FDA grants accelerated approval for Tarpeyo to reduce proteinuria in IgA nephropathy.

This indication is approved under accelerated approval. It has not been established whether Tarpeyo slows kidney function decline in patients with IgAN. Continued approval may be contingent upon verification and description of clinical benefit in a confirmatory clinical trial. This approval marks the successful transition for Calliditas to a commercial-stage biopharmaceutical company.

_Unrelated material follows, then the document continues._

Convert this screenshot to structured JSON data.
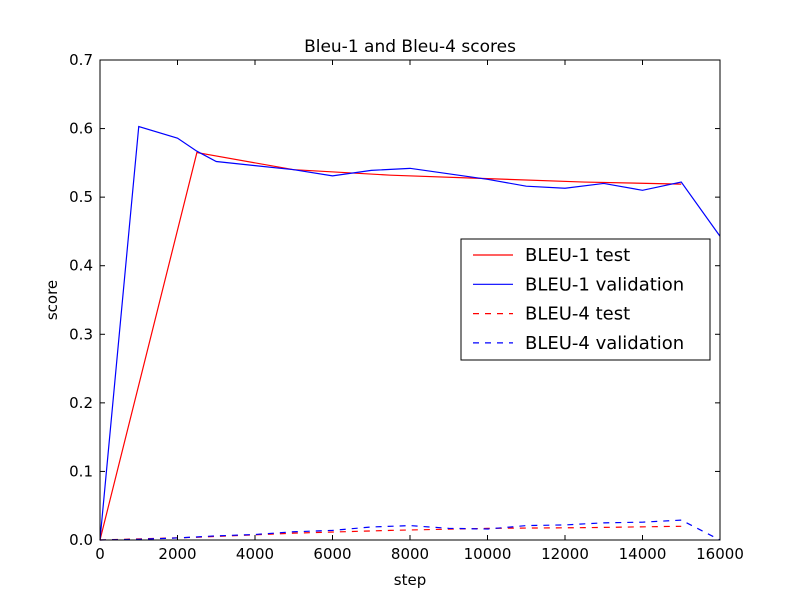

Tarpeyo is approved under accelerated approval based on achieving its primary endpoint of reduction in proteinuria in Part A of the NeflgArd pivotal Phase III study, an ongoing, randomized, double-blind, placebo-controlled, multicenter study conducted to evaluate the efficacy and safety of Tarpeyo 16 mg once daily vs placebo in adult patients with primary IgAN. The effect of Tarpeyo was assessed in patients with biopsy-proven IgAN, eGFR greater than 35 mL/min/1.73 m2, and proteinuria (defined as either greater than 1 g/day or UPCR greater than 0.8 g/g) who were on a stable dose of maximally-tolerated RAS inhibitor therapy.

Patients taking Tarpeyo (n=97) showed a statistically significant 34% reduction in proteinuria from baseline vs 5% with RASi alone (n=102) at 9 months. The treatment effects for the primary endpoint of UPCR at 9 months were consistent across key subgroups, including key demographic and baseline disease characteristics.

Richard Lafayette M.D., Professor of Medicine at Stanford University and the Director of the Stanford Glomerular Disease Center commented, “IgAN is a tough diagnosis for many patients, and it can progressively lead to the need for dialysis and/or kidney transplantation. The FDA approval of Tarpeyo now offers disease-specific treatment for patients with this complicated disease.”